Outro recente caso aconteceu em Recife, quando uma mulher estava em um bar e foi abordada por dois homens e uma mulher que lhe derrubaram e começaram a espancá-la pelo simples fato dela estar com adesivos da candidata ao governo Dani Portela (PSOL) e outro escrito “Ele Não”. Segundo relatos, a agressão tinha a intensão de matá-la e só não terminaram o “serviço” porque os funcionários do bar lhe levaram para a cozinha, onde tentou chamar a policia 3 vezes e não ter sido atendida.

 

Não ver semelhanças entre o movimento do candidato Jair Bolsonaro e seus apoiadores ao fascismo de Mussolini ou ao nazismo de Hitler é fechar os olhos para a possível chegada de uma fase tão obscura quando as citadas. O Brasil nas mãos de Bolsonaro corre reais riscos de mergulhar, ainda mais, em uma fase de total intolerância e crimes humanitários.
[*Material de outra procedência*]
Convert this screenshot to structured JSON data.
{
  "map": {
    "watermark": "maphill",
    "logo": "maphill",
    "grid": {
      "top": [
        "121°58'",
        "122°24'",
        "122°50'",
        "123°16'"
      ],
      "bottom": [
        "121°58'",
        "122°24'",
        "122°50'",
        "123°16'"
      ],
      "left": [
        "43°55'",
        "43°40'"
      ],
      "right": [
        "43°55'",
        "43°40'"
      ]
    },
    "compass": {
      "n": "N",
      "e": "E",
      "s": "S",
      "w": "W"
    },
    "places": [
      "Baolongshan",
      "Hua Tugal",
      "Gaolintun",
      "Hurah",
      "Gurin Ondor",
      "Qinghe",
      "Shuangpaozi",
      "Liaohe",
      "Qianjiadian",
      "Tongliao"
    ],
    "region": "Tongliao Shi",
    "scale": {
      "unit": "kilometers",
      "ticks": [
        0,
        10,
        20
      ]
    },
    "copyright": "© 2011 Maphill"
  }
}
Toda a raiva e ódio que já vemos caminhando de mãos dadas com o fascismo nas ruas do Brasil são apenas a ponta de um iceberg que poderá colidir a afundar todo um país que tão recentemente saiu de uma experiência de fascismo ditatorial onde até hoje famílias não tiveram o direito de enterrar parentes.

 

A esperança não tem medo e é hora de não ter medo de ocupar as ruas, todos juntos, mulheres, juventudes, trabalhadores, e construir com a força de massas uma organização revolucionária que possa frear qualquer possibilidade de avanço dos movimentos protonazistas.